Love Actually (2003)

What does Love Actually do so well to make it one of the best of Rom-Coms?

In the run up to Christmas, families, friends and partners all get ready for the festive season; an old timer rock star, a prime minister in love and a guy who just wants to get laid are just a fraction of the characters making up the film, but it’s the difficult decisions they make, that put their merry Christmas’ at risk.

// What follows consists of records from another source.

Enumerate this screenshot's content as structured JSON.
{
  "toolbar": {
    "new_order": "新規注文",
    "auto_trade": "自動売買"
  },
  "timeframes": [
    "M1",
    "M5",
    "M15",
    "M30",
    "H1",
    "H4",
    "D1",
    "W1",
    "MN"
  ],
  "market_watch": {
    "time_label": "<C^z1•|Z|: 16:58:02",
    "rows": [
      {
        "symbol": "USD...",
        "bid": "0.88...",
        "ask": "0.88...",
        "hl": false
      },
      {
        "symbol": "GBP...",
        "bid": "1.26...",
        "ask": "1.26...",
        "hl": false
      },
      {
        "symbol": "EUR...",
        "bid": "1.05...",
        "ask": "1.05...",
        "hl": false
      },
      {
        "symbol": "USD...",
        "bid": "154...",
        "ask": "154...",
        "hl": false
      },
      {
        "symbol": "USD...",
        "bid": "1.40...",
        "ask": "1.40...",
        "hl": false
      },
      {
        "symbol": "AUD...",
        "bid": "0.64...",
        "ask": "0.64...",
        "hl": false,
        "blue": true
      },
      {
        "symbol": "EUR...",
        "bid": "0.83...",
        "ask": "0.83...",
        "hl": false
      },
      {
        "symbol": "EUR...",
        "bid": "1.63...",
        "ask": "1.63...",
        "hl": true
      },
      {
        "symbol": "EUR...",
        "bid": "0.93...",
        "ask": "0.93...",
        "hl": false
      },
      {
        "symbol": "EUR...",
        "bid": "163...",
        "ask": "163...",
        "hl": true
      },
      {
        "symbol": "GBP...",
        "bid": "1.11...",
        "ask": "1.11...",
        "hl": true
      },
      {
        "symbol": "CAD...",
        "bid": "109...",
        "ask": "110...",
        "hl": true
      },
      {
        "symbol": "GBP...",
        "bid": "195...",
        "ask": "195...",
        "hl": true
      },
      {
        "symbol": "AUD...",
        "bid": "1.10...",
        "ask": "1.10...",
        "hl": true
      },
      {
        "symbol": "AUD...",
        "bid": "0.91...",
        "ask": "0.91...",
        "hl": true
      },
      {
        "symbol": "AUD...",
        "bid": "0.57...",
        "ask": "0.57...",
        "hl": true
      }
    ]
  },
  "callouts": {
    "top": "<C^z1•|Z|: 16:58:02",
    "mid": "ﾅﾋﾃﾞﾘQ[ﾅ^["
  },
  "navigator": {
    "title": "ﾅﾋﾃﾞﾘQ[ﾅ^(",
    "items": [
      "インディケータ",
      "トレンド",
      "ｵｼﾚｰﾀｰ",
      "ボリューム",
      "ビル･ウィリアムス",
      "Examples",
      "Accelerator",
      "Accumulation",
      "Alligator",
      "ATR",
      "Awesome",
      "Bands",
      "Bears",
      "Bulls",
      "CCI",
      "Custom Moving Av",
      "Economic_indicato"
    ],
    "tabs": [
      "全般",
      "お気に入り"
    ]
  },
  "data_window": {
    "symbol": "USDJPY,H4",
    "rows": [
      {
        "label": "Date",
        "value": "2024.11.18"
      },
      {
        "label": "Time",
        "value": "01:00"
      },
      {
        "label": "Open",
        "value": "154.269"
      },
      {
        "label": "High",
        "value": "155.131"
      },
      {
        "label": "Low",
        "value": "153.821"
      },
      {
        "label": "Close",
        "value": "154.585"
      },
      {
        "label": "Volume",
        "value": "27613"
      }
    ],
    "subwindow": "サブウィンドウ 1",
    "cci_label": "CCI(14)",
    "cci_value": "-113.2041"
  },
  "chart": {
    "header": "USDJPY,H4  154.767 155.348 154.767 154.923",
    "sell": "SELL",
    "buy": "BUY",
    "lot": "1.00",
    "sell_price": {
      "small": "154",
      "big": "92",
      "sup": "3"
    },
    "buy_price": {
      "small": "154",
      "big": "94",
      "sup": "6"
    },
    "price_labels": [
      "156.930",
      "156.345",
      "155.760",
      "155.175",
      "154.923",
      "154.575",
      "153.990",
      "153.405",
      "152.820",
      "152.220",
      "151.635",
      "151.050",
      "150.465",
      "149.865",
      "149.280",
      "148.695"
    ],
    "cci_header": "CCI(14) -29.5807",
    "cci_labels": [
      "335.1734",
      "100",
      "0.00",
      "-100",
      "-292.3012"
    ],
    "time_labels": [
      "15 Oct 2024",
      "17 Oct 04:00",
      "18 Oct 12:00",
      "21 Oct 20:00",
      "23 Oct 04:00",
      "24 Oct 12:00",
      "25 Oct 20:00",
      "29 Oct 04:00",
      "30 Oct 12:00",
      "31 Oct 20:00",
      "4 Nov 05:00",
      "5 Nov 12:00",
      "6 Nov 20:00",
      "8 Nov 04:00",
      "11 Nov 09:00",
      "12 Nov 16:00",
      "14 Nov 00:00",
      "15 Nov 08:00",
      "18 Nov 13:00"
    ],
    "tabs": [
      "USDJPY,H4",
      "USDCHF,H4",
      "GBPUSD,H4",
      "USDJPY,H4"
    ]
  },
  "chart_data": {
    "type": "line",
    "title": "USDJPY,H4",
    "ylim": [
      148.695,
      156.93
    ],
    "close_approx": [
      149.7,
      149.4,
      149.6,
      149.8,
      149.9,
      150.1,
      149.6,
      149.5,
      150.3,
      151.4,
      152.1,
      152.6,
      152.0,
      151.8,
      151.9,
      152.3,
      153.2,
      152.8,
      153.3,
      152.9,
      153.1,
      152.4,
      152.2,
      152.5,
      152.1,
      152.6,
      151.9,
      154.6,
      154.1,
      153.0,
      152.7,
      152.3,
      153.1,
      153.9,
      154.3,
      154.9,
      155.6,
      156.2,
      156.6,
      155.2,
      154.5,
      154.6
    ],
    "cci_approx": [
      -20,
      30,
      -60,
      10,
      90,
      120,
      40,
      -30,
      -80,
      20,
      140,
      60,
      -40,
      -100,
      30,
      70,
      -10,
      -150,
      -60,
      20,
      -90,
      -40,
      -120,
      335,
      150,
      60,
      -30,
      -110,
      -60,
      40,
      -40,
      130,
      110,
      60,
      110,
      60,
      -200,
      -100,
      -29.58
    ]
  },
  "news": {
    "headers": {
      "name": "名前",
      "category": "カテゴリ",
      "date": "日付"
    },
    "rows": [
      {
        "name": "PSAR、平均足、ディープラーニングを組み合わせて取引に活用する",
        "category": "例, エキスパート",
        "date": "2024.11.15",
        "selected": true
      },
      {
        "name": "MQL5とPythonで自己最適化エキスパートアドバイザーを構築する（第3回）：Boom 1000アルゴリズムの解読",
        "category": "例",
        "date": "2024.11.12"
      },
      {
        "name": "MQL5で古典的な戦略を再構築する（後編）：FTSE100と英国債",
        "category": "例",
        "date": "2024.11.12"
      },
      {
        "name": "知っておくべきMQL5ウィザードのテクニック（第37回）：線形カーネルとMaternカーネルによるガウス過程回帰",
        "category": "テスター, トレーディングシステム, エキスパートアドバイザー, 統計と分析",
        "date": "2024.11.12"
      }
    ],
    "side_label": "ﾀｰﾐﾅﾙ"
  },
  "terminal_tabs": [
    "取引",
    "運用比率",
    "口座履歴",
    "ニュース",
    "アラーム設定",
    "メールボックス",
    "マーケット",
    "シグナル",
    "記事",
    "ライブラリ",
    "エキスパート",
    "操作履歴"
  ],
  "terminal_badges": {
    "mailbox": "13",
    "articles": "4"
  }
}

One of the most impressive features of Love Actually is the huge wealth of acting ability on show. Alan Rickman’s Harry and Emma Thompson’s Karen are one of the standout couples, with the husband and wife offering a slightly different and more negative view on love with husband Harry’s infatuation with his secretary. Other top performers are Andrew Lincoln’s Mark, and Hugh Grant’s Prime Minister, all bringing a wonderfully different direction and romantic angle to the film; this is a particularly impressive feat considering the time allocated to each story. Along with the rest of the sublime unnamed stars, they accumulate to create a fantastic British cast to rival the very best of worldwide film.

Creating a romantic film while maintaining a funny and light-hearted outlook on love can sometimes be difficult, but this achieved by using the multiple story lines and intertwining character arcs, allowing these elements to take the focus. Transitions between stories are sublime, sometimes using music sources to link the scenes or other members of the family i.e. a radio playing the same song that someone is playing live, or the main character’s children attending the same school. These create smooth flowing and seamless scenes and keep the film ticking over, which is fantastic for a film with so many varied storylines.

Alongside the romantic aspects are some truly funny moments that are easily laugh out loud. As a personal favourite, Billy Mack’s ‘Thank you, Ant or Dec’ is absolutely hilarious, and it’s moments like this that make up the film, counterbalancing the more soppy moments. Other moments include the Prime Minister dancing to the Pointer Sisters’ Jump or the subtlety of a Wedding DJ wearing a Motorhead t-shirt. All these add up to make a genuine laugh out loud film, triumphing in creating a Rom-Com that’s very romantic and very funny.


It's rare that a film leaves you feeling as cheerful as Love Actually manages to. This is certainly one of the very best in the Rom-Com genre, and is sure to stand the test of time for decades to come.